Today's bench will be 120 pounds, as will the seated rows. For my incline presses and standing rows, 95 pounds, and for the inclined chest flyes and bent over dumbbell rows, a total of 80 pounds. That's a 10 pound increase over last week's session. As always, I'll polish off with the Total Gym, remaining at level 6.
One of the reasons I will be waiting until later to work out is safety. I want someone in the house in case I need help getting 120 pounds off my chest. Don't think that will happen, but better safe than sorry.
Another reason, and the more significant one for me, is focus. I've been picturing this workout in my mind since early this morning, going through every move in my head, balancing the weights, timing the lift (you always lower at half the speed you lift, letting your muscles work against gravity), and getting the form of each exercise pictured perfectly in my mind. For me, it isn't so much the weight as it is the form.
Poor form will get you injured with even a relatively light weight. If you don't have proper form, you aren't working the muscles you intended to, and you're overworking the smaller support muscles that are involved in the movement. With the bench press, that's the entire shoulder girdle, the trapezius, and your arms. Those rotator cuffs you hear about athletes injuring all the time are small muscles that stabilize the shoulder. If you move wrong, they will be the first thing injured, and they take a very long time to heal properly.
A proper bench press is done by lying flat on the bench with the weight just over the top of your chest. When you reach up to grab the bar, your arms should be slightly angled back. This way when you actually lift the weight up, your arms are straight up, and the line of the bar should be across your chest at the midpoint. When you lower the weight, the movement should be deliberate and timed, not just dropped toward you, and when you touch your chest with the bar, the movement should immediately and explosively reverse.
When you are working out to build larger muscles, the repetitions should be between 8 and 10 per set with increasingly heavier weights. If you are working out for leaner muscles, your repetitions should be between 12 and 15 per set, but your weights should not exceed 50% of your body weight. Ladies, if you are looking for that Supermodel body, or just to be the best you can be, 25-35% of your body weight will develop the kinds of muscles that will burn fat, but not appear bulky or too “muscular”.

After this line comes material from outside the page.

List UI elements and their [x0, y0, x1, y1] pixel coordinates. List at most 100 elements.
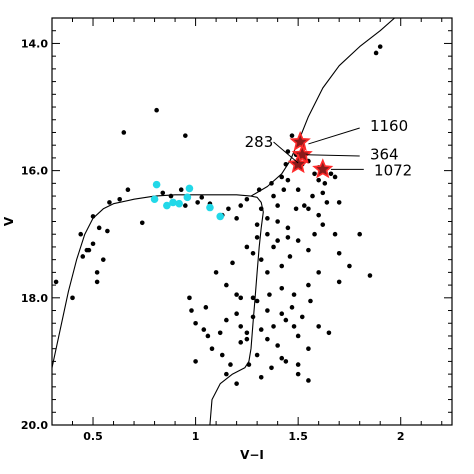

It's almost 8:40, and the workout went as planned. That's an increase of 40 pounds in one month for all of the exercises for the chest and back. Not too shabby for an old guy, I'd say. Hell, not too shabby for anyone.

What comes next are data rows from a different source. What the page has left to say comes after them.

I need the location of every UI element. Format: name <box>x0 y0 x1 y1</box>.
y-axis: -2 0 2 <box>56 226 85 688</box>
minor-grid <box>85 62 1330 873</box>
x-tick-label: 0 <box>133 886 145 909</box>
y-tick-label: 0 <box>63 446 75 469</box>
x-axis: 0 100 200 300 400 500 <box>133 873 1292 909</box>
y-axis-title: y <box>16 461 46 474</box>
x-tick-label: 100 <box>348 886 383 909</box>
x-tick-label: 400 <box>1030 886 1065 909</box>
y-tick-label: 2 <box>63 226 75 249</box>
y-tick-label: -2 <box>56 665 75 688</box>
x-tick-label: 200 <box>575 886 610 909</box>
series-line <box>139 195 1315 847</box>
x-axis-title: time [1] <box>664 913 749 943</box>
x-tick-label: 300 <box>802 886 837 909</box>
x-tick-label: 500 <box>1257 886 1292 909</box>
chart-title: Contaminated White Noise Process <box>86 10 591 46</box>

Oh, I'll wake up tomorrow with some aches and pains, and frankly that's to be expected. But the end results: maintaining my weight and building hard, lean muscles that do what I want them to when I want them to, are worth the pain. When I've reached my goals, the maintenance routines will require less strain, so less pain. And I'll have a body I'm proud of. Now if I can just keep the mind going as well.
I hope you are all having a blessed and wonderful day.